In Fresh Del Monte Produce Inc. v. Del Monte Foods Co., Southern District of New York Judge Sidney H. Stein enjoined Del Monte Corp. from mislabeling products in a fashion designed to suggest that they contain fresh fruit when in fact the products do not.  The injunction comes approximately one year after a jury awarded $13 million to competitor Fresh Del Monte Produce Inc. – a company that in 1989 Del Monte spun off – in a trademark and false advertising case.

In particular, the court found that labeling food “Must be Refrigerated” when it was in fact “shelf stable” misled consumers as did putting deceptive expiration dates on foods.  Stores with existing stocks of offending products were ordered not to sell them under refrigeration.  Del Monte was also prohibited from pasteurizing products or adding preservatives without so indicating on the products’ labels.

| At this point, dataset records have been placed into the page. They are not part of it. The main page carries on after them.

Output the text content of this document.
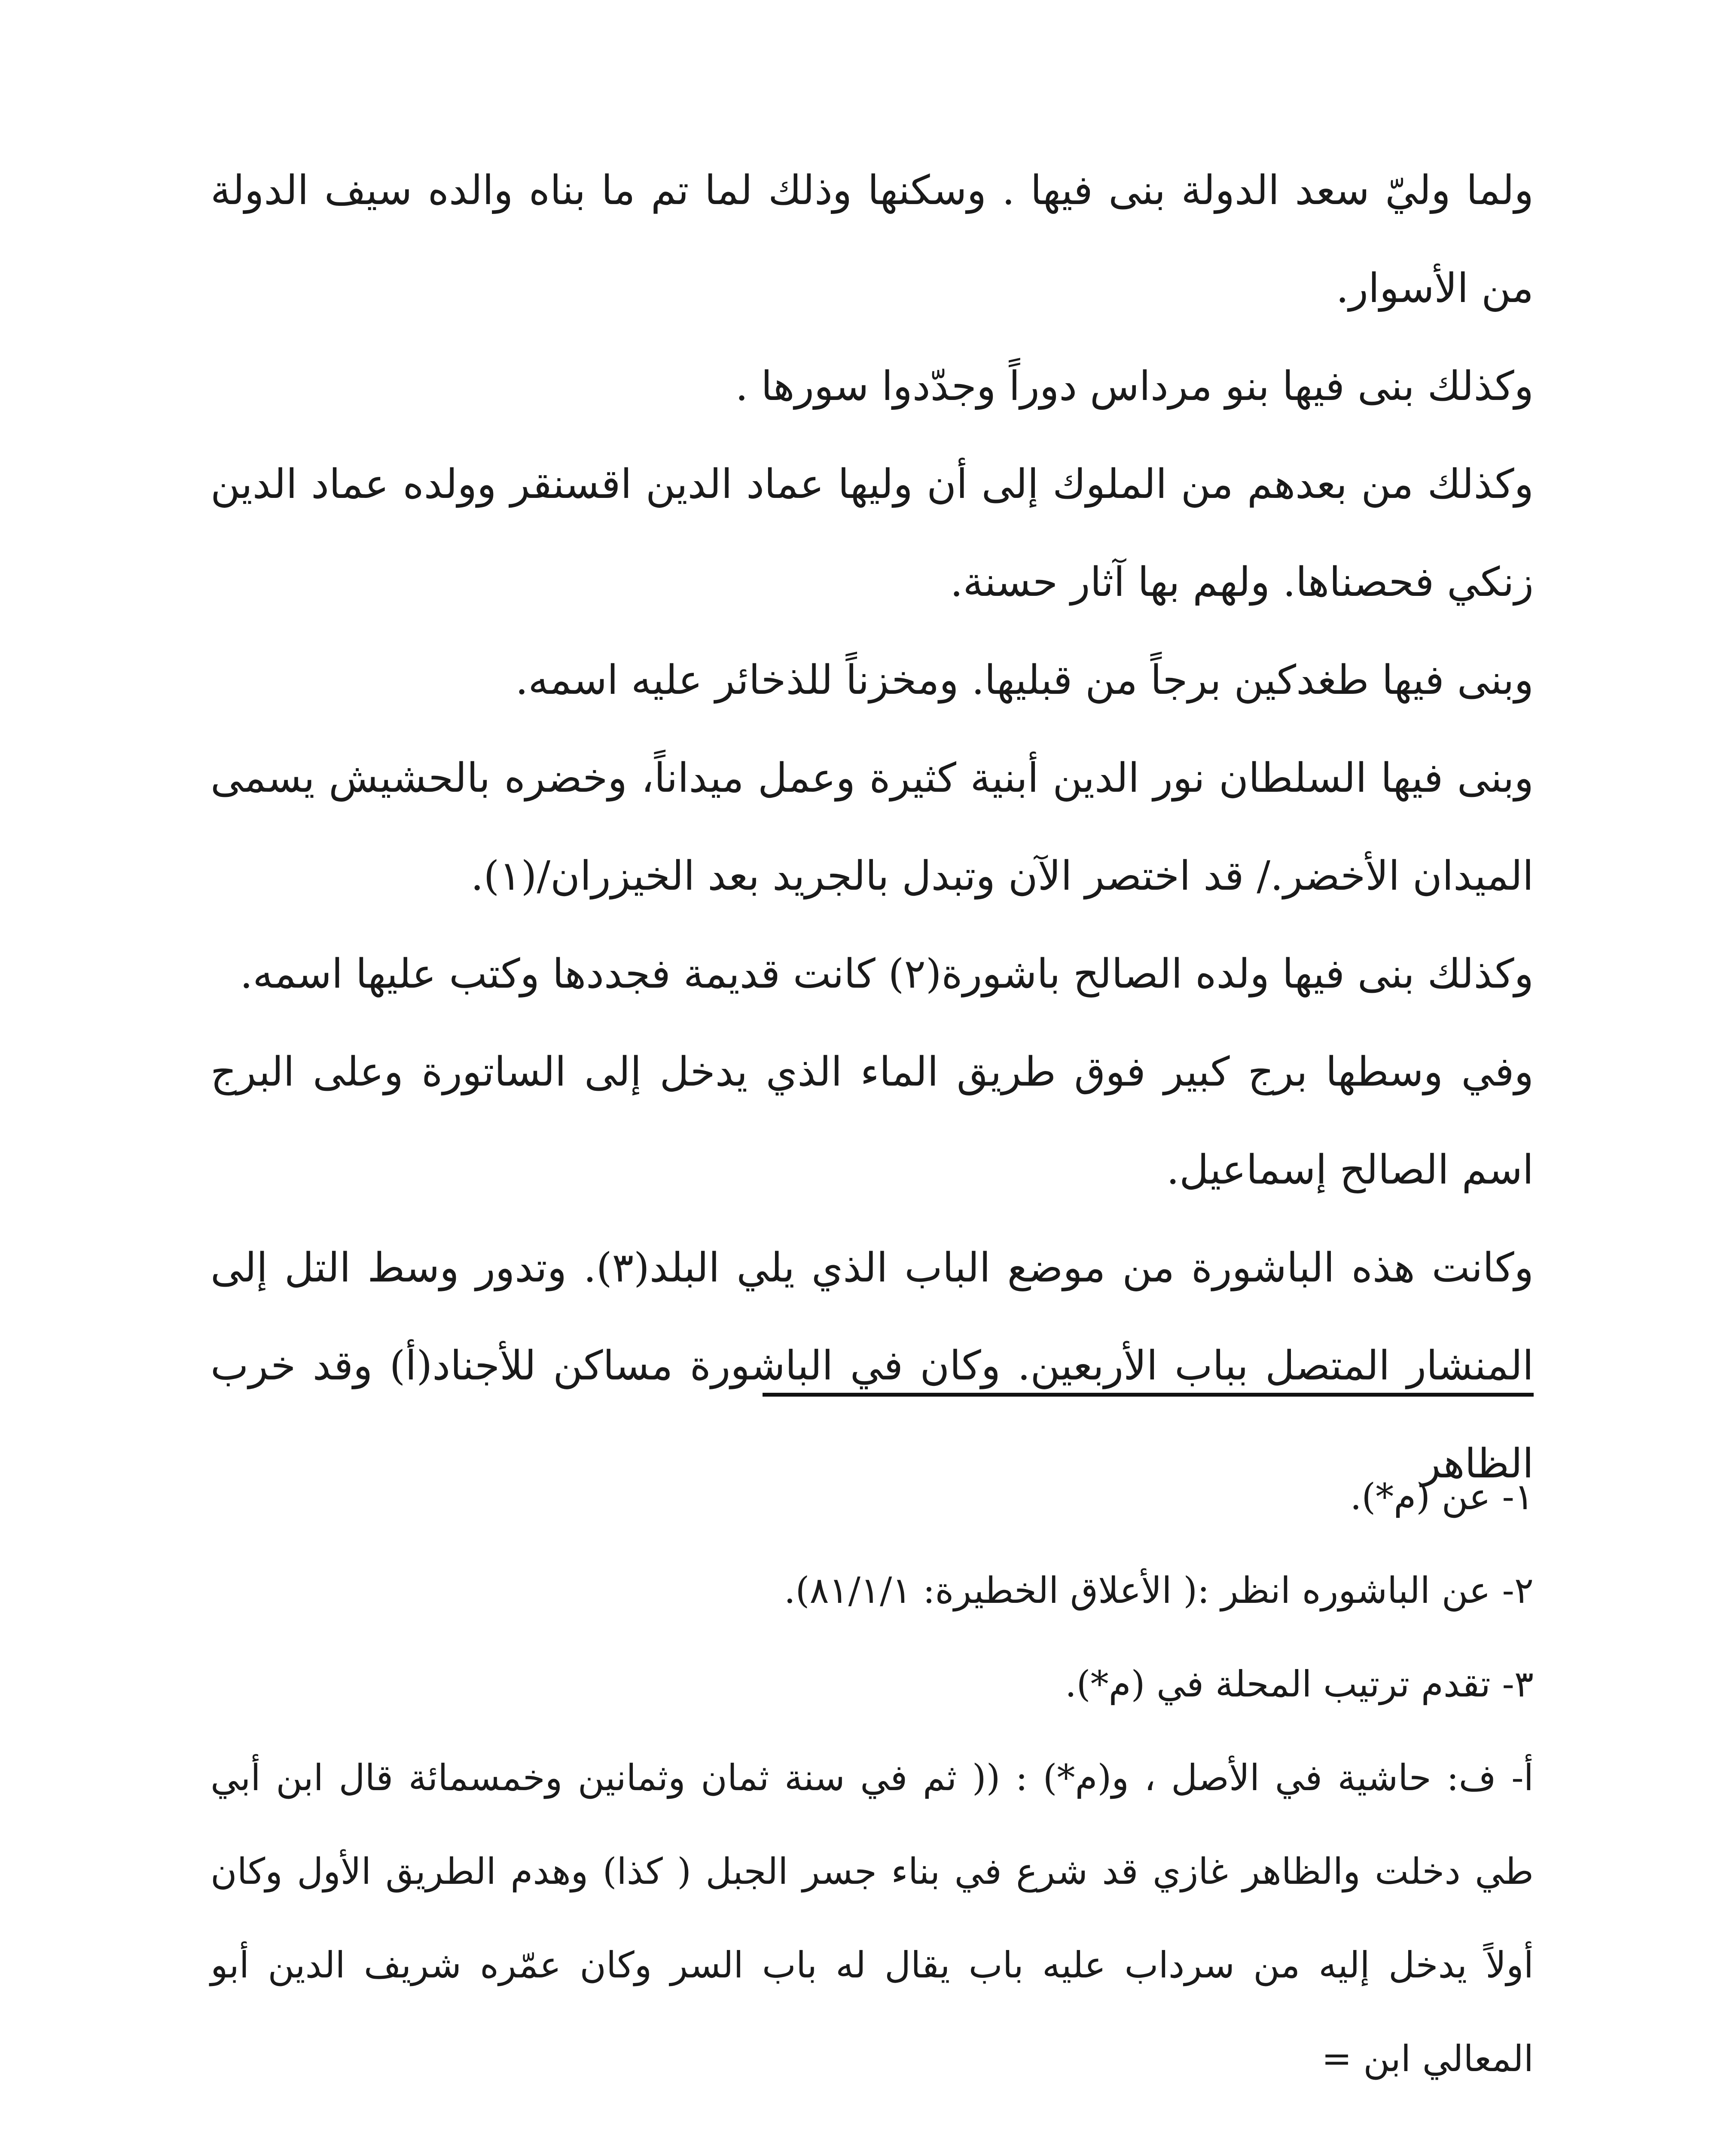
ولما وليّ سعد الدولة بنى فيها . وسكنها وذلك لما تم ما بناه والده سيف الدولة من الأسوار.

وكذلك بنى فيها بنو مرداس دوراً وجدّدوا سورها .

وكذلك من بعدهم من الملوك إلى أن وليها عماد الدين اقسنقر وولده عماد الدين زنكي فحصناها. ولهم بها آثار حسنة.

وبنى فيها طغدكين برجاً من قبليها. ومخزناً للذخائر عليه اسمه.

وبنى فيها السلطان نور الدين أبنية كثيرة وعمل ميداناً، وخضره بالحشيش يسمى الميدان الأخضر./ قد اختصر الآن وتبدل بالجريد بعد الخيزران/(١).

وكذلك بنى فيها ولده الصالح باشورة(٢) كانت قديمة فجددها وكتب عليها اسمه.

وفي وسطها برج كبير فوق طريق الماء الذي يدخل إلى الساتورة وعلى البرج اسم الصالح إسماعيل.

وكانت هذه الباشورة من موضع الباب الذي يلي البلد(٣). وتدور وسط التل إلى المنشار المتصل بباب الأربعين. وكان في الباشورة مساكن للأجناد(أ) وقد خرب الظاهر

١- عن (م*).

٢- عن الباشوره انظر :( الأعلاق الخطيرة: ٨١/١/١).

٣- تقدم ترتيب المحلة في (م*).

أ- ف: حاشية في الأصل ، و(م*) : (( ثم في سنة ثمان وثمانين وخمسمائة قال ابن أبي طي دخلت والظاهر غازي قد شرع في بناء جسر الجبل ( كذا) وهدم الطريق الأول وكان أولاً يدخل إليه من سرداب عليه باب يقال له باب السر وكان عمّره شريف الدين أبو المعالي ابن =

Del Monte contended that the injunction was unnecessary because it had already stopped engaging in the offending practices that led to the jury verdict.  Judge Stein disagreed, because he believed that future violations could occur.  He based his decision on his conclusion that Del Monte’s violations were willful and that it did not stop its misleading practices until it had lost at trial.  The evidence, the court found, showed that Del Monte executives adopted a “what [they could] get away with” standard in misleading buyers about the freshness of their products.